En même temps je commence à préparer le concours d’agrégation dont les longues et difficiles matières me découragent souvent. Quoi qu’il en soit, je suis bien aise d’être contraint de résumer une bonne fois mes études littéraires et de faire rentrer dans un cadre complet des connaissances jusqu’ici glanées au hasard. C’est un peu pour moi la fable du laboureur et ses enfants, si les forces me manquent, et que je ne puisse me présenter au concours ou que j’y échoue complètement, du moins l’étude me restera le trésor ne se trouvera point, mais le champ sera remué. Il est fâcheux que le temps donné soit si court. Sans cela quel plaisir de revoir l’un après l’autre tous ces beaux et bons génies depuis Homère et Platon jusqu’à Dante et Tasse, Calderon et Shakespeare, Racine et Schiller ! Malheureusement il faut se hâter, et toutes ces grandes figures passent si rapidement devant moi, qu’elles y font l’effet d’une ronde de fantômes, et qu’il me semble toujours entendre, en l’appliquant à ces illustres trépassés, le refrain de la ballade allemande : Les morts vont vite, les morts vont vite !
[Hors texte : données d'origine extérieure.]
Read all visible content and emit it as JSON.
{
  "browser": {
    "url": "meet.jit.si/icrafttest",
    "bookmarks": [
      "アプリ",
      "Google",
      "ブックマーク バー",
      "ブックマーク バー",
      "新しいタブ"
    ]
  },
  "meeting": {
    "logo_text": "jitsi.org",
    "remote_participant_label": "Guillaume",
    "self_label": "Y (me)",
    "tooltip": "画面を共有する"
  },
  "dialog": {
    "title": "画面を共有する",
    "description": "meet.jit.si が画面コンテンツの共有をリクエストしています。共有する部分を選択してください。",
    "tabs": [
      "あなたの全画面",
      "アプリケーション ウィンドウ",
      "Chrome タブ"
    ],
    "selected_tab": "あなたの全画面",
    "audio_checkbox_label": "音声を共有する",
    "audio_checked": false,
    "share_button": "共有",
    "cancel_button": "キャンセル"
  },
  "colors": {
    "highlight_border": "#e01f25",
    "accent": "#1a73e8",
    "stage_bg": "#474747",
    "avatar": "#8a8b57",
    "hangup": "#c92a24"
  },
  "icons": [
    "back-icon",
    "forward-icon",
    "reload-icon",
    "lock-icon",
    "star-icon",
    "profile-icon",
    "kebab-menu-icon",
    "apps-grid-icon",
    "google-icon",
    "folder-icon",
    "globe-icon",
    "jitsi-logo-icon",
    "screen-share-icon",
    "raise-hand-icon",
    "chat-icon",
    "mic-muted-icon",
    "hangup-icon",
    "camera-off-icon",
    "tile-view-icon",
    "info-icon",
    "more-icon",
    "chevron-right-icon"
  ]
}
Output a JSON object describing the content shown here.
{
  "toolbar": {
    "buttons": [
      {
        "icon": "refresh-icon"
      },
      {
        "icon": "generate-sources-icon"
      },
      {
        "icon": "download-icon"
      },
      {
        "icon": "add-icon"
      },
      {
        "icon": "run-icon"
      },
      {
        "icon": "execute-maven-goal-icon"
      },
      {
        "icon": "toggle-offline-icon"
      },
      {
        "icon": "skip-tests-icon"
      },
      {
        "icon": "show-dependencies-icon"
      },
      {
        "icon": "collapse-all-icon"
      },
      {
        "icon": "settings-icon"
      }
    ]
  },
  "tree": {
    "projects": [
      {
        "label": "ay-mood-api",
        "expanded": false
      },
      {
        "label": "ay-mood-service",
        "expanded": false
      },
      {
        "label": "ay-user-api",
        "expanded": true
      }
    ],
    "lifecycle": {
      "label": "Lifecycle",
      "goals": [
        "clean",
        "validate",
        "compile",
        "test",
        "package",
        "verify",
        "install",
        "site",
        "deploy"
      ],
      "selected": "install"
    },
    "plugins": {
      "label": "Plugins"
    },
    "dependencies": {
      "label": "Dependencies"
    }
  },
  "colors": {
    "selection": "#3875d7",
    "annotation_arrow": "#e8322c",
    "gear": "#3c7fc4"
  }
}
Le livre de l’abbé Maret m’est parvenu depuis peu de jours ; je l’ai lu avec une vive satisfaction. Cet ouvrage a le rare mérite de traiter un sujet qui est à la fois actuel et éternel, de saisir le point vivace de la polémique religieuse, celui par où elle intéresse les esprits contemporains, en même temps qu’elle touche à toutes les aberrations de l’humanité. Le panthéisme est la tentation intellectuelle de tous les âges et de toutes les civilisations ; c’est lui qui, sous des formes idolâtriques, rallie à l’Orient trois cent millions de Bouddhistes, résiste depuis trois siècles à tous les efforts du prosélytisme chrétien, et noie dans leur sang les missions du Tonquin et de la Cochinchine, comme il étouffa jadis dans les flammes d’un immense bûcher les Églises naissantes du Japon. C’est lui aussi qui, prenant le masque de la philosophie, menace l’Europe de la ramener, au nom du progrès, aux doctrines d’Alexandrie ou d’Élée.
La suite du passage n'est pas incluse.